Menikah dan punya anak rasanya jadi impian semua orang, termasuk saya tentunya. Tapi ketika ada perceraian disertai huru hara disekeliling saya, itu kadang yang bikin ciut hati.

Makanya dulu jadi waspada ketika sang pacar jadi cemburuan gak jelas, bahkan cenderung pemarah, wah mending ditinggalin deh, masa saya dimarahin sama anak orang, lagipula saya yang temperamen begini ketemu sama yang temperamen juga, ngebul dong rumah tiap hari.

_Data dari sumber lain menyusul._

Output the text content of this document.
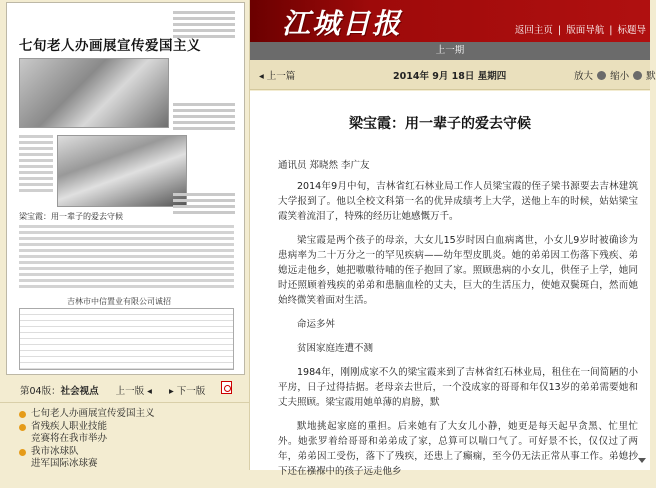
七旬老人办画展宣传爱国主义
梁宝霞：用一辈子的爱去守候
吉林市中信置业有限公司诚招
第04版：社会视点 上一版 ◂ ▸ 下一版
七旬老人办画展宣传爱国主义
省残疾人职业技能
竞赛将在我市举办
我市冰球队
进军国际冰球赛
江城日报	返回主页 | 版面导航 | 标题导
上一期
◂ 上一篇	2014年 9月 18日 星期四	放大 缩小 默
梁宝霞：用一辈子的爱去守候
通讯员 郑晓然 李广友

2014年9月中旬，吉林省红石林业局工作人员梁宝霞的侄子梁书源要去吉林建筑大学报到了。他以全校文科第一名的优异成绩考上大学，送他上车的时候，姑姑梁宝霞笑着流泪了，特殊的经历让她感慨万千。

梁宝霞是两个孩子的母亲，大女儿15岁时因白血病离世，小女儿9岁时被确诊为患病率为二十万分之一的罕见疾病——幼年型皮肌炎。她的弟弟因工伤落下残疾、弟媳远走他乡，她把嗷嗷待哺的侄子抱回了家。照顾患病的小女儿，供侄子上学，她同时还照顾着残疾的弟弟和患脑血栓的丈夫，巨大的生活压力，使她双鬓斑白，然而她始终微笑着面对生活。

命运多舛

贫困家庭连遭不测

1984年，刚刚成家不久的梁宝霞来到了吉林省红石林业局，租住在一间简陋的小平房，日子过得拮据。老母亲去世后，一个没成家的哥哥和年仅13岁的弟弟需要她和丈夫照顾。梁宝霞用她单薄的肩膀，默

默地挑起家庭的重担。后来她有了大女儿小静，她更是每天起早贪黑、忙里忙外。她张罗着给哥哥和弟弟成了家，总算可以喘口气了。可好景不长，仅仅过了两年，弟弟因工受伤，落下了残疾，还患上了癫痫，至今仍无法正常从事工作。弟媳抄下还在襁褓中的孩子远走他乡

Ketika akhirnya  berani menikah, karena bekas pacar yang sekarang jadi suami saya ini memang sabaaar banget, kami yang kebetulan sama-sama dari Sumatera, satu ke barat satunya lagi ke selatan ini,  bertemu ketika bekerja di kantor media yang sama.

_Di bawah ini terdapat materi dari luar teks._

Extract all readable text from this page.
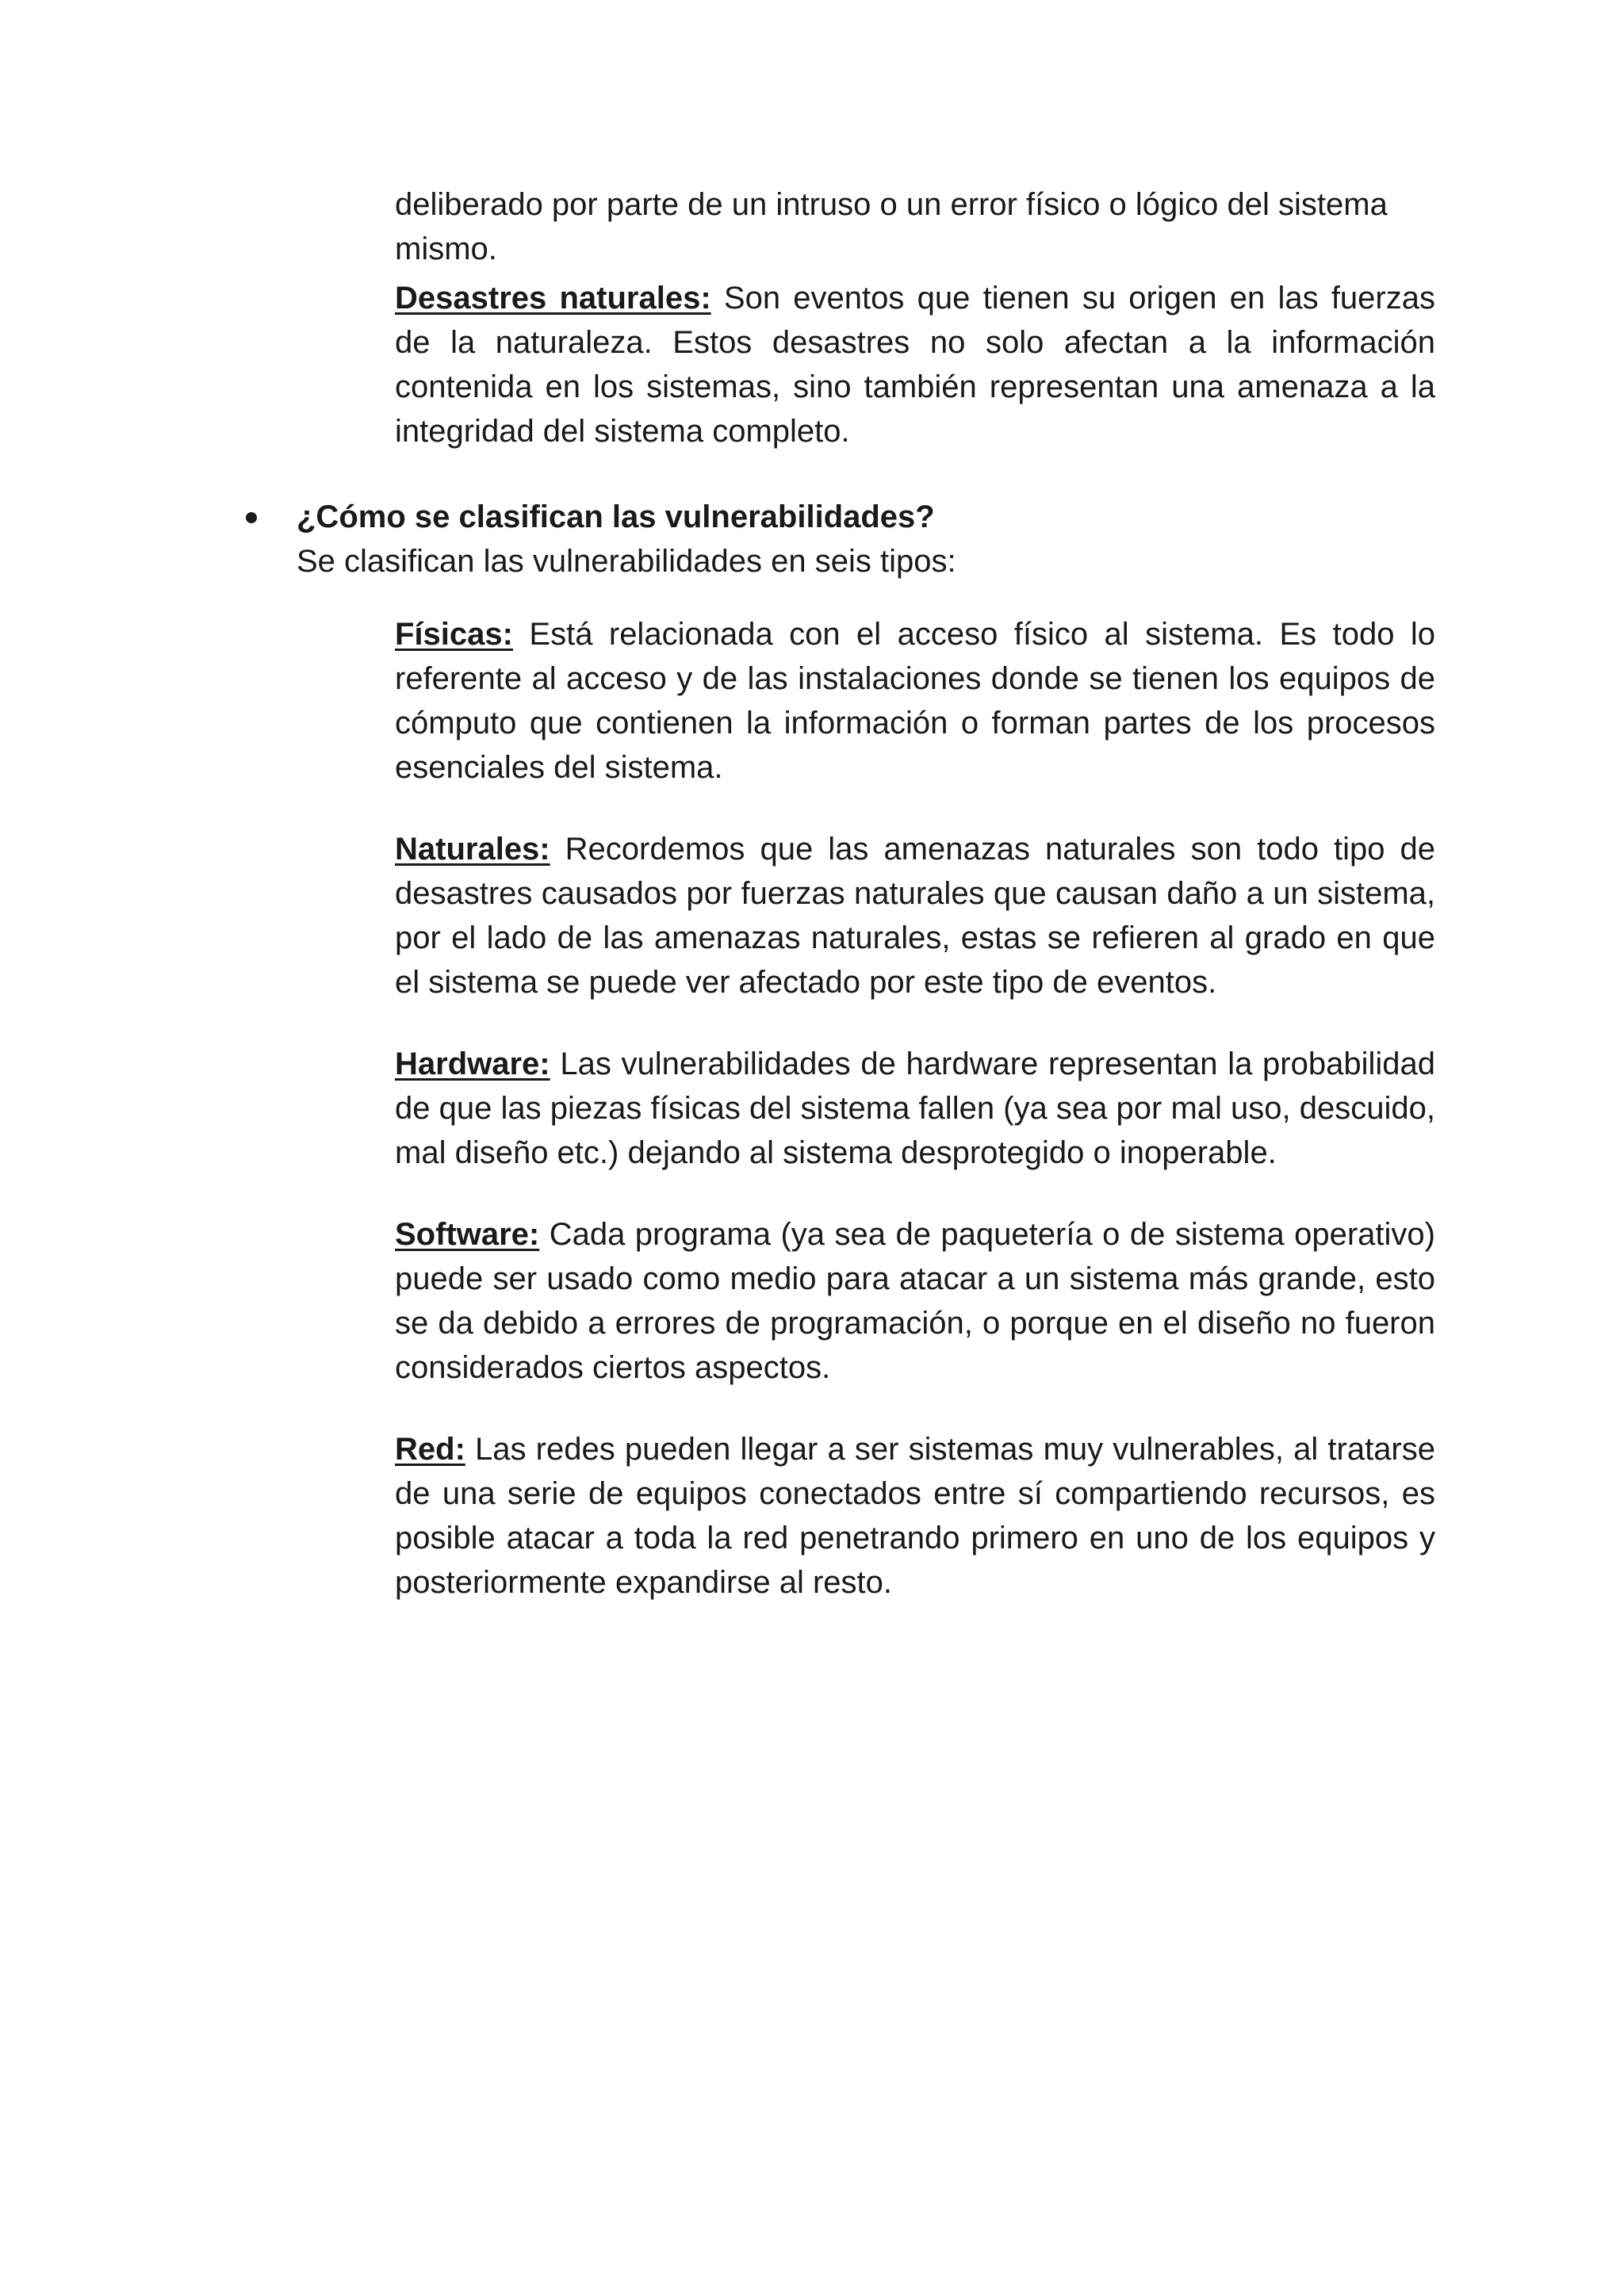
deliberado por parte de un intruso o un error físico o lógico del sistema mismo.

Desastres naturales: Son eventos que tienen su origen en las fuerzas de la naturaleza. Estos desastres no solo afectan a la información contenida en los sistemas, sino también representan una amenaza a la integridad del sistema completo.

¿Cómo se clasifican las vulnerabilidades?

Se clasifican las vulnerabilidades en seis tipos:

Físicas: Está relacionada con el acceso físico al sistema. Es todo lo referente al acceso y de las instalaciones donde se tienen los equipos de cómputo que contienen la información o forman partes de los procesos esenciales del sistema.

Naturales: Recordemos que las amenazas naturales son todo tipo de desastres causados por fuerzas naturales que causan daño a un sistema, por el lado de las amenazas naturales, estas se refieren al grado en que el sistema se puede ver afectado por este tipo de eventos.

Hardware: Las vulnerabilidades de hardware representan la probabilidad de que las piezas físicas del sistema fallen (ya sea por mal uso, descuido, mal diseño etc.) dejando al sistema desprotegido o inoperable.

Software: Cada programa (ya sea de paquetería o de sistema operativo) puede ser usado como medio para atacar a un sistema más grande, esto se da debido a errores de programación, o porque en el diseño no fueron considerados ciertos aspectos.

Red: Las redes pueden llegar a ser sistemas muy vulnerables, al tratarse de una serie de equipos conectados entre sí compartiendo recursos, es posible atacar a toda la red penetrando primero en uno de los equipos y posteriormente expandirse al resto.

Awalnya kami memang jadi sahabat dan teman curhat selama 2,5 tahun sampai akhirnya memutuskan pacaran 2,5 tahun juga, setelah putus dari pacar masing-masing.

Berantem pas pacaran pasti adalah, tapi karena rasa nyaman (itu yang paling utama buat saya), kami berdua pendengar curhatan yang baik, sama-sama suka nonton, dia bisa meredakan marah dan kebiasaan jelek saya yaitu ngambek, akhirnya Bismillah saya beranikan diri untuk menikah.

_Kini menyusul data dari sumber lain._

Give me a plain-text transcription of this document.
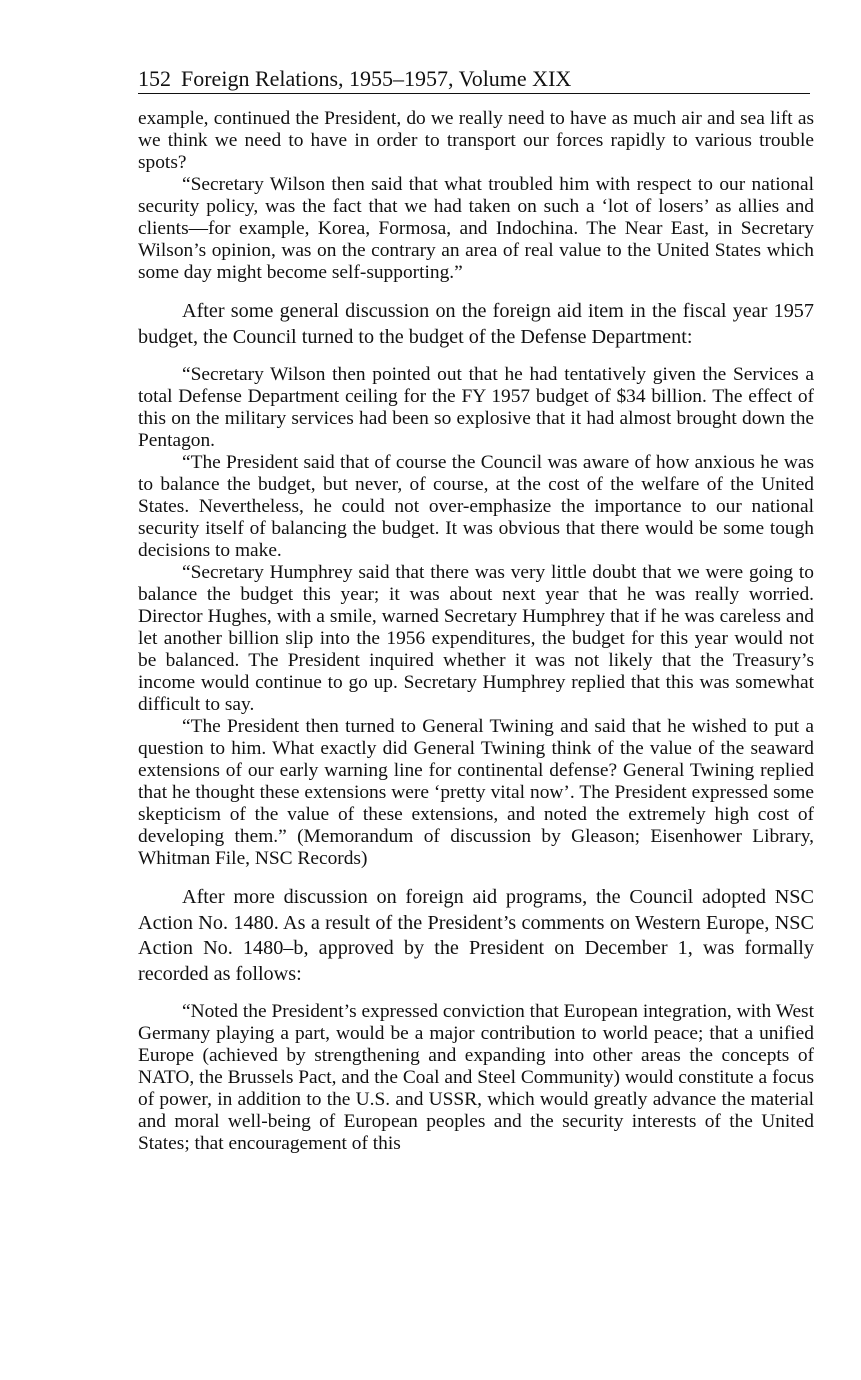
152 Foreign Relations, 1955–1957, Volume XIX

example, continued the President, do we really need to have as much air and sea lift as we think we need to have in order to transport our forces rapidly to various trouble spots?

“Secretary Wilson then said that what troubled him with respect to our national security policy, was the fact that we had taken on such a ‘lot of losers’ as allies and clients—for example, Korea, Formosa, and Indochina. The Near East, in Secretary Wilson’s opinion, was on the contrary an area of real value to the United States which some day might become self-supporting.”

After some general discussion on the foreign aid item in the fiscal year 1957 budget, the Council turned to the budget of the Defense Department:

“Secretary Wilson then pointed out that he had tentatively given the Services a total Defense Department ceiling for the FY 1957 budget of $34 billion. The effect of this on the military services had been so explosive that it had almost brought down the Pentagon.

“The President said that of course the Council was aware of how anxious he was to balance the budget, but never, of course, at the cost of the welfare of the United States. Nevertheless, he could not over-emphasize the importance to our national security itself of balancing the budget. It was obvious that there would be some tough decisions to make.

“Secretary Humphrey said that there was very little doubt that we were going to balance the budget this year; it was about next year that he was really worried. Director Hughes, with a smile, warned Secretary Humphrey that if he was careless and let another billion slip into the 1956 expenditures, the budget for this year would not be balanced. The President inquired whether it was not likely that the Treasury’s income would continue to go up. Secretary Humphrey replied that this was somewhat difficult to say.

“The President then turned to General Twining and said that he wished to put a question to him. What exactly did General Twining think of the value of the seaward extensions of our early warning line for continental defense? General Twining replied that he thought these extensions were ‘pretty vital now’. The President expressed some skepticism of the value of these extensions, and noted the extremely high cost of developing them.” (Memorandum of discussion by Gleason; Eisenhower Library, Whitman File, NSC Records)

After more discussion on foreign aid programs, the Council adopted NSC Action No. 1480. As a result of the President’s comments on Western Europe, NSC Action No. 1480–b, approved by the President on December 1, was formally recorded as follows:

“Noted the President’s expressed conviction that European integration, with West Germany playing a part, would be a major contribution to world peace; that a unified Europe (achieved by strengthening and expanding into other areas the concepts of NATO, the Brussels Pact, and the Coal and Steel Community) would constitute a focus of power, in addition to the U.S. and USSR, which would greatly advance the material and moral well-being of European peoples and the security interests of the United States; that encouragement of this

Setelah menikah, saya mulai belajar untuk minta maaf kalau salah atau minta maaf duluan, dan itu belajarnya beraaaaaaat sangat, harus nurunin ego dan gengsi, sampai hari inipun di pernikahan jelang 12 tahun, Desember 2018 nanti, saya masih terus belajar.
Komunikasi setiap hariπŸ’™πŸ’šπŸ’›πŸ’œπŸ’•
Buat kita bertiga (kan sudah ada NaylaπŸ’™), Insya Allah komunikasi kita lancar, walaupun ada berantemnya, sedikit pakai teriak, tapi tiap hari kita pasti ngobrol, atau kalau sempat suami pasti telfon ke rumah untuk ngobrol sama saya dan Nayla.

Soal telfon menelfon ini pernah jadi masalah buat keluarga suami, yang kebetulan buat tante-tante suami yang asli urang awak ini, kebiasaan kami saling telfon ketika berjauhan dianggap sebagai kelakuan istri yang mengekang suami wkwkwkkwkkwkwk karena mereka tidak pernah diperlakukan seperti itu sama suaminya.

Sikap saya ketika dikasih julukan seperti itu, adalah dengan bilang di depan mereka, kami terbiasa bercerita apa saja, tidak ada yang ditutupi, dan lebih banyak suami yang telfon ke rumah, yang paling penting, kalimat nyinyir saya yang sadis saya tutup dengan bilang, pernikahan yang benar dengan berkomunikasi karena cinta bukan cemburu.
hewan kesayangan dan bentuk cincin pernikahan kami
Suami peduli dengan urusan rumah
Nah soal urusan cuci piring, bantuin buang sampah dan soal remeh temeh lain di rumah tangga, kayaknya kok saya senang ya kalau suami ikut turun tangan, karena jadi salah satu bonding kita. 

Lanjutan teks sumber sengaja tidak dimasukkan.